作者:Haowei Han, Honglei An, Hongxu Ma, Qing Wei · 发表于:2021 China Automation Congress (CAC) · 年份:2021 · DOI:10.1109/cac53003.2021.9727962 · 被引用次数:2 · 研究领域:Prosthetics and Rehabilitation Robotics、Muscle activation and electromyography studies、Ergonomics and Human Factors

The speed control of dynamic prosthetic needs virtual constraint to provide control standard, which is mainly provided by fitting regression algorithm at present, but there are still three problems to be solved.
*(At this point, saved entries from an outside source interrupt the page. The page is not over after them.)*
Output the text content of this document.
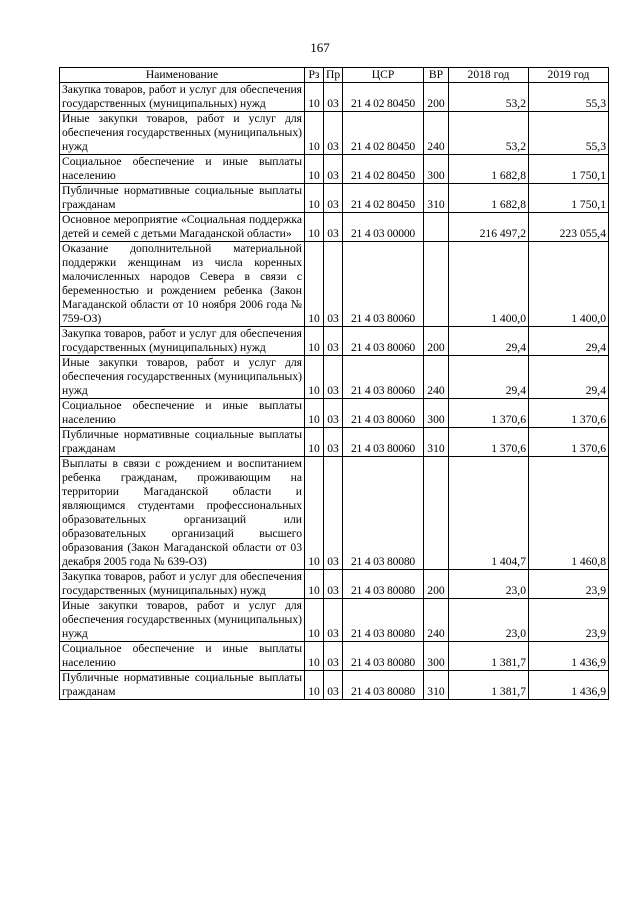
167
Наименование	Рз	Пр	ЦСР	ВР	2018 год	2019 год
Закупка товаров, работ и услуг для обеспечения государственных (муниципальных) нужд	10	03	21 4 02 80450	200	53,2	55,3
Иные закупки товаров, работ и услуг для обеспечения государственных (муниципальных) нужд	10	03	21 4 02 80450	240	53,2	55,3
Социальное обеспечение и иные выплаты населению	10	03	21 4 02 80450	300	1 682,8	1 750,1
Публичные нормативные социальные выплаты гражданам	10	03	21 4 02 80450	310	1 682,8	1 750,1
Основное мероприятие «Социальная поддержка детей и семей с детьми Магаданской области»	10	03	21 4 03 00000		216 497,2	223 055,4
Оказание дополнительной материальной поддержки женщинам из числа коренных малочисленных народов Севера в связи с беременностью и рождением ребенка (Закон Магаданской области от 10 ноября 2006 года № 759-ОЗ)	10	03	21 4 03 80060		1 400,0	1 400,0
Закупка товаров, работ и услуг для обеспечения государственных (муниципальных) нужд	10	03	21 4 03 80060	200	29,4	29,4
Иные закупки товаров, работ и услуг для обеспечения государственных (муниципальных) нужд	10	03	21 4 03 80060	240	29,4	29,4
Социальное обеспечение и иные выплаты населению	10	03	21 4 03 80060	300	1 370,6	1 370,6
Публичные нормативные социальные выплаты гражданам	10	03	21 4 03 80060	310	1 370,6	1 370,6
Выплаты в связи с рождением и воспитанием ребенка гражданам, проживающим на территории Магаданской области и являющимся студентами профессиональных образовательных организаций или образовательных организаций высшего образования (Закон Магаданской области от 03 декабря 2005 года № 639-ОЗ)	10	03	21 4 03 80080		1 404,7	1 460,8
Закупка товаров, работ и услуг для обеспечения государственных (муниципальных) нужд	10	03	21 4 03 80080	200	23,0	23,9
Иные закупки товаров, работ и услуг для обеспечения государственных (муниципальных) нужд	10	03	21 4 03 80080	240	23,0	23,9
Социальное обеспечение и иные выплаты населению	10	03	21 4 03 80080	300	1 381,7	1 436,9
Публичные нормативные социальные выплаты гражданам	10	03	21 4 03 80080	310	1 381,7	1 436,9
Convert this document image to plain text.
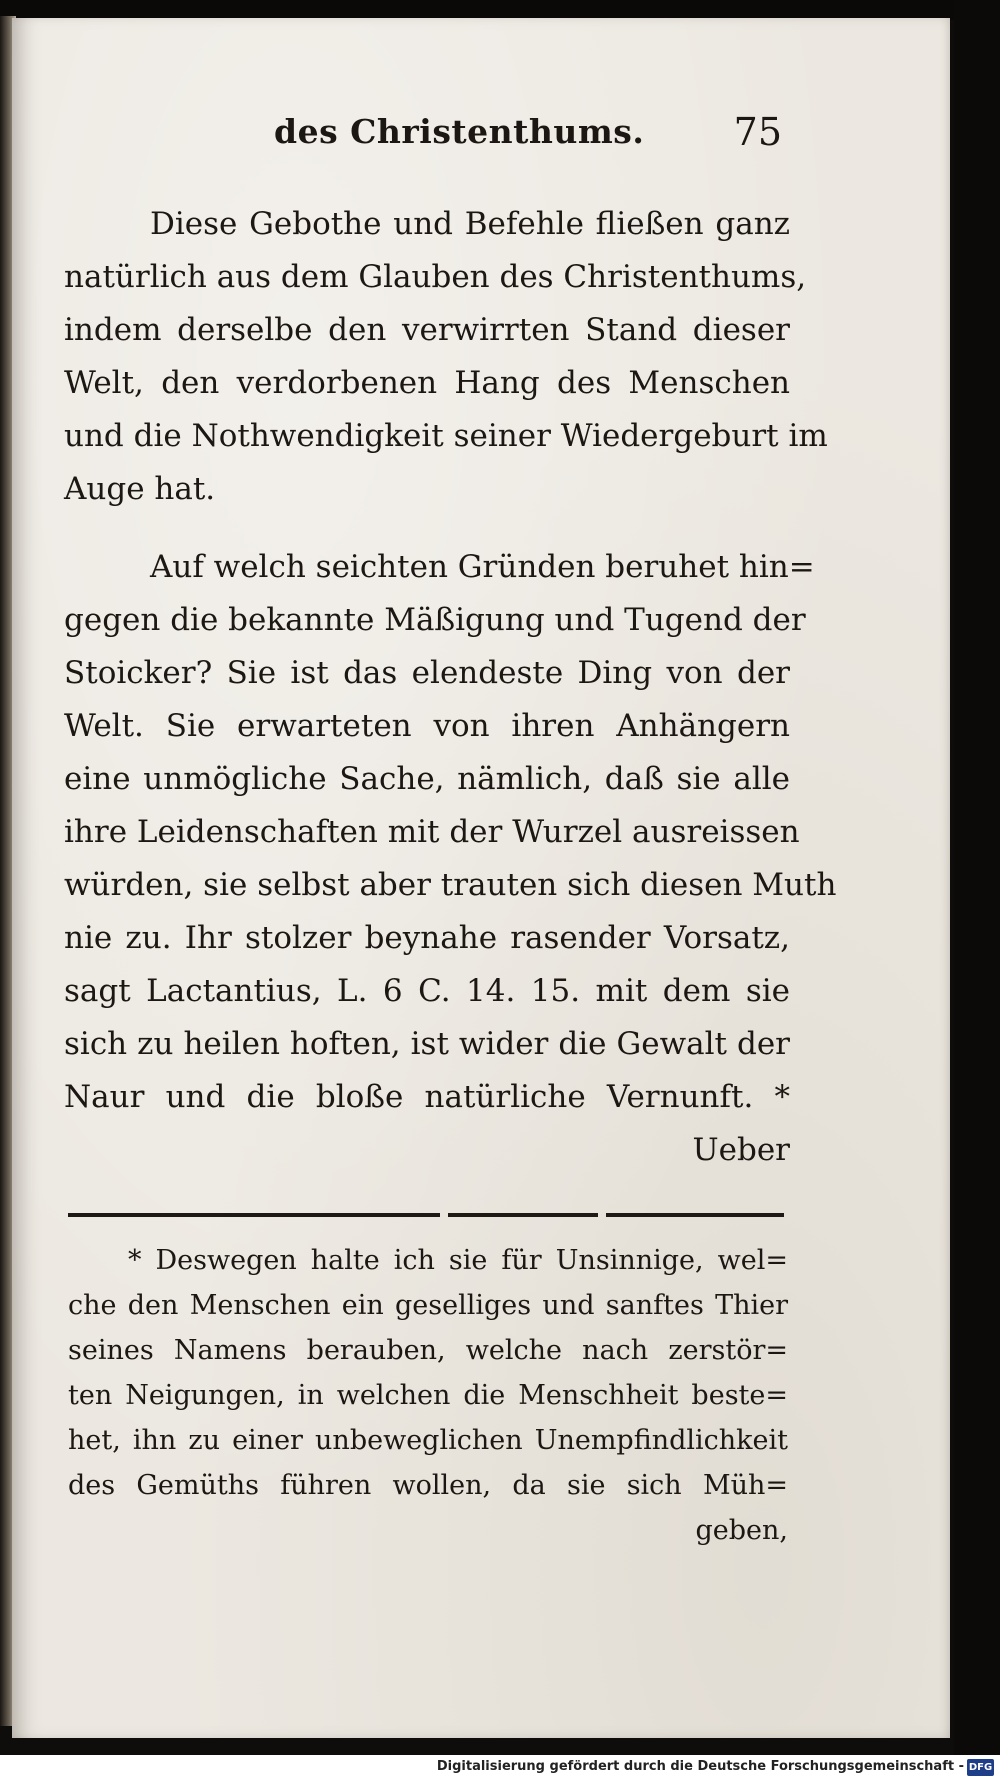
des Christenthums. 75
Diese Gebothe und Befehle fließen ganz
natürlich aus dem Glauben des Christenthums,
indem derselbe den verwirrten Stand dieser
Welt, den verdorbenen Hang des Menschen
und die Nothwendigkeit seiner Wiedergeburt im
Auge hat.
Auf welch seichten Gründen beruhet hin=
gegen die bekannte Mäßigung und Tugend der
Stoicker? Sie ist das elendeste Ding von der
Welt. Sie erwarteten von ihren Anhängern
eine unmögliche Sache, nämlich, daß sie alle
ihre Leidenschaften mit der Wurzel ausreissen
würden, sie selbst aber trauten sich diesen Muth
nie zu. Ihr stolzer beynahe rasender Vorsatz,
sagt Lactantius, L. 6 C. 14. 15. mit dem sie
sich zu heilen hoften, ist wider die Gewalt der
Naur und die bloße natürliche Vernunft. *
Ueber
* Deswegen halte ich sie für Unsinnige, wel=
che den Menschen ein geselliges und sanftes Thier
seines Namens berauben, welche nach zerstör=
ten Neigungen, in welchen die Menschheit beste=
het, ihn zu einer unbeweglichen Unempfindlichkeit
des Gemüths führen wollen, da sie sich Müh=
geben,
Digitalisierung gefördert durch die Deutsche Forschungsgemeinschaft - DFG
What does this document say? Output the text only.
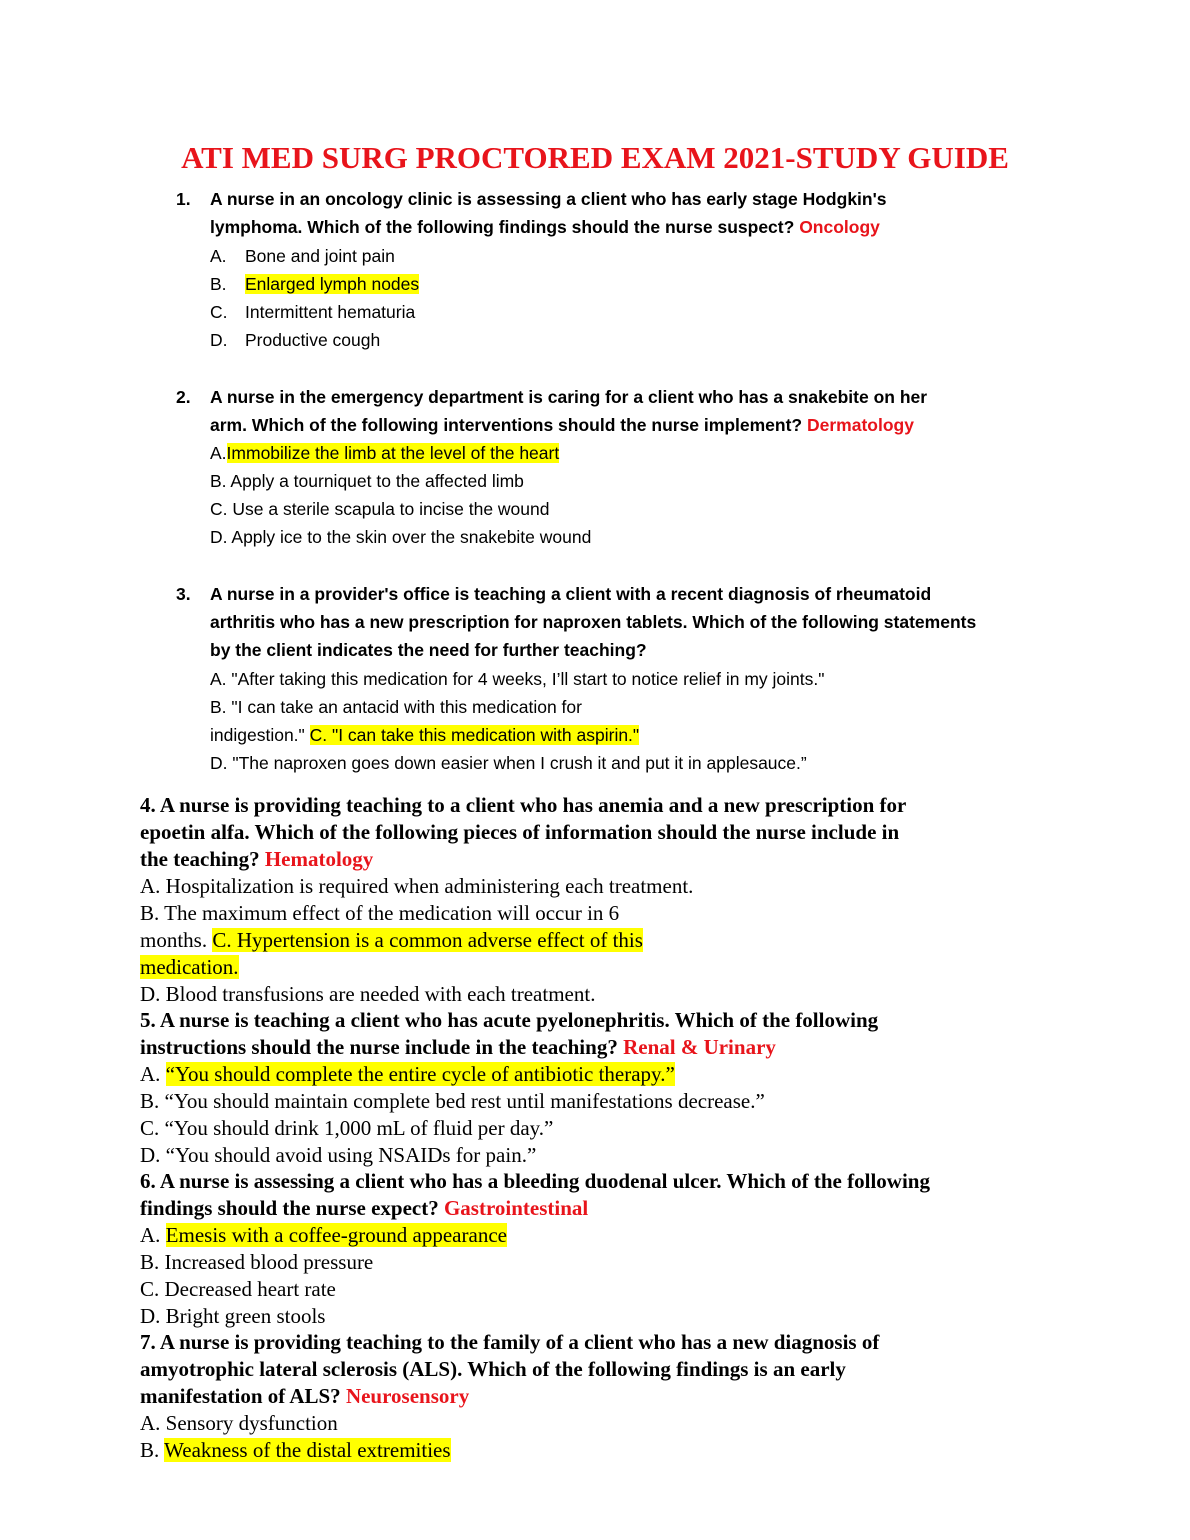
ATI MED SURG PROCTORED EXAM 2021-STUDY GUIDE
1. A nurse in an oncology clinic is assessing a client who has early stage Hodgkin's
lymphoma. Which of the following findings should the nurse suspect? Oncology
A. Bone and joint pain
B. Enlarged lymph nodes
C. Intermittent hematuria
D. Productive cough
2. A nurse in the emergency department is caring for a client who has a snakebite on her
arm. Which of the following interventions should the nurse implement? Dermatology
A.Immobilize the limb at the level of the heart
B. Apply a tourniquet to the affected limb
C. Use a sterile scapula to incise the wound
D. Apply ice to the skin over the snakebite wound
3. A nurse in a provider's office is teaching a client with a recent diagnosis of rheumatoid
arthritis who has a new prescription for naproxen tablets. Which of the following statements
by the client indicates the need for further teaching?
A. "After taking this medication for 4 weeks, I’ll start to notice relief in my joints."
B. "I can take an antacid with this medication for
indigestion." C. "I can take this medication with aspirin."
D. "The naproxen goes down easier when I crush it and put it in applesauce.”
4. A nurse is providing teaching to a client who has anemia and a new prescription for
epoetin alfa. Which of the following pieces of information should the nurse include in
the teaching? Hematology
A. Hospitalization is required when administering each treatment.
B. The maximum effect of the medication will occur in 6
months. C. Hypertension is a common adverse effect of this
medication.
D. Blood transfusions are needed with each treatment.
5. A nurse is teaching a client who has acute pyelonephritis. Which of the following
instructions should the nurse include in the teaching? Renal & Urinary
A. “You should complete the entire cycle of antibiotic therapy.”
B. “You should maintain complete bed rest until manifestations decrease.”
C. “You should drink 1,000 mL of fluid per day.”
D. “You should avoid using NSAIDs for pain.”
6. A nurse is assessing a client who has a bleeding duodenal ulcer. Which of the following
findings should the nurse expect? Gastrointestinal
A. Emesis with a coffee-ground appearance
B. Increased blood pressure
C. Decreased heart rate
D. Bright green stools
7. A nurse is providing teaching to the family of a client who has a new diagnosis of
amyotrophic lateral sclerosis (ALS). Which of the following findings is an early
manifestation of ALS? Neurosensory
A. Sensory dysfunction
B. Weakness of the distal extremities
The fitting regression method has poor tolerance to the effective error of human motion. At the same time, it needs to not only measure the precise speed, but also collect a large amount of data at different speeds to deal with the problem of speed change. SeqGAN is usually used to deal with discrete text data. The main body of the prediction network is LSTM network, which can deal with more complex continuous sequence prediction. In this paper, SeqGAN is improved to the Feature Generative Adversarial Nets(F-SeqGAN), we collecte the data of constant speed walking joints of the experimental subjects in the discrete speed dimension, to predicte the change of knee and ankle joint angles in the next time stage by the change data of thigh joint angles in the last time stage, avoiding speed judgment and realize speed smooth variable speed trajectory prediction. Compared with Gaussian Process Regression method, it has advantages.